Les absences ne permettent pas de dédoubler les classes, ce qui pourrait pourtant assurer un minimum de sécurité. En cas de taux d’incidence globale (examinée à une échelle infra-départementale) supérieure à 1500, la CGT demande au Rectorat la fermeture des écoles et établissements dans les zones concernées de façon exceptionnelle. Dimanche soir, le protocole sanitaire en milieu scolaire a été renforcé. Les élèves doivent se faire tester trois fois s’ils sont cas contact. Dans le premier degré, l’angoisse est d’autant plus grande que les personnels vont devoir gérer des entrées-sorties d’élèves, tenir une comptabilité des retours tests, contrôler les déclarations sur l’honneur et assurer la classe ce qui rendra impossible la continuité pour les élèves qui seront à l’isolement. Sans parler du casse-tête des cantines et du temps périscolaire. Des journées à rallonge qui se terminent parfois au détour d’un dernier mail, à 22h passées pour prévenir un dernier parent.  

À 10 ans, on ne se demande pas s’il faut fermer son école. S’il faut tout arrêter à nouveau pour stopper l’hémorragie. Stopper la déferlante qui mène au pire. Qui mène à demander à une infirmière qui a le Covid de venir quand même au travail car les bras manquent dangereusement.

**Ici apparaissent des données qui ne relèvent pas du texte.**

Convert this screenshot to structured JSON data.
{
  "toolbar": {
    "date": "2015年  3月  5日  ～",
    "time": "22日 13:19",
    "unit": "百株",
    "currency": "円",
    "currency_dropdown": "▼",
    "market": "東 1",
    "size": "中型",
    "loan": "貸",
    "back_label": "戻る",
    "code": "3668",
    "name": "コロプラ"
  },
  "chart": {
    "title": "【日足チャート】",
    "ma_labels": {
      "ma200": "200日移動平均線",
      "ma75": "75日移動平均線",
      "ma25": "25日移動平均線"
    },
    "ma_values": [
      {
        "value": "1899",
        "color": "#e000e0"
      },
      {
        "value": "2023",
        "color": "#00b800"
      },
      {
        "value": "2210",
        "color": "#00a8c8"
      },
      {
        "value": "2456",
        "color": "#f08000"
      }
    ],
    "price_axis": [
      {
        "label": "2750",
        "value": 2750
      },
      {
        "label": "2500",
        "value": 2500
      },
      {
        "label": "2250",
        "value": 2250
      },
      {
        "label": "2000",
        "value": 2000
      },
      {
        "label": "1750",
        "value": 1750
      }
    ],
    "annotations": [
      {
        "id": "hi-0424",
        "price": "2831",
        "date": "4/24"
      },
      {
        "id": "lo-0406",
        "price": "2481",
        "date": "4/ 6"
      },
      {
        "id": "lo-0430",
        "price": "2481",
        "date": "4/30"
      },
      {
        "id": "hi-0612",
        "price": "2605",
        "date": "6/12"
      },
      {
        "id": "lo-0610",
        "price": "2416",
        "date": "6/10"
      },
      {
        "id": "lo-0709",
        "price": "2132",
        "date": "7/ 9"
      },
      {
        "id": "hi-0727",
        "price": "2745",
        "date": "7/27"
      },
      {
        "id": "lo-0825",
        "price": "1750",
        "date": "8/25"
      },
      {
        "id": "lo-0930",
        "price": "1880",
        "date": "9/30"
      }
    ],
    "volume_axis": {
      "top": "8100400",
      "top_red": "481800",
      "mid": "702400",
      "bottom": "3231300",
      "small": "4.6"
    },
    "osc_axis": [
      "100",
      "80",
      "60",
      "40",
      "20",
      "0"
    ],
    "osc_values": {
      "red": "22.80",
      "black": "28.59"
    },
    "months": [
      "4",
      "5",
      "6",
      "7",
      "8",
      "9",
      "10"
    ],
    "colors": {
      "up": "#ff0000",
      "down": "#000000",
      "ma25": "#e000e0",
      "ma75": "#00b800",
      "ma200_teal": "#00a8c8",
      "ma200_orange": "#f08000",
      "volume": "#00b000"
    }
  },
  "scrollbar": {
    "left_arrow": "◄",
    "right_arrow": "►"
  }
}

Comment comprendre la fermeture de 18 000 lits d’hôpital en un quinquennat ? Alors que 280 milliards d’euros ont été versés pour aider l’économie?

À 10 ans, on a envie d’emmerder personne mais on n’a pas envie de se faire emmerder non plus. On n’a pas envie que les politiques privilégient l’économie à notre sécurité. On veut juste profiter de l’enfance encore un peu. Une trentaine de millions de tests ont été réalisés en décembre. 28 millions ont été remboursés par la Sécurité sociale. Quand elle aura 30 ans, 50 ans, 70 ans, aura-t-elle profité de la Sécu ? Cela sera-t-il encore possible ? Elle a 10 ans et elle voudrait sortir sa tête du brouillard pour voir l’avenir un peu moins flou.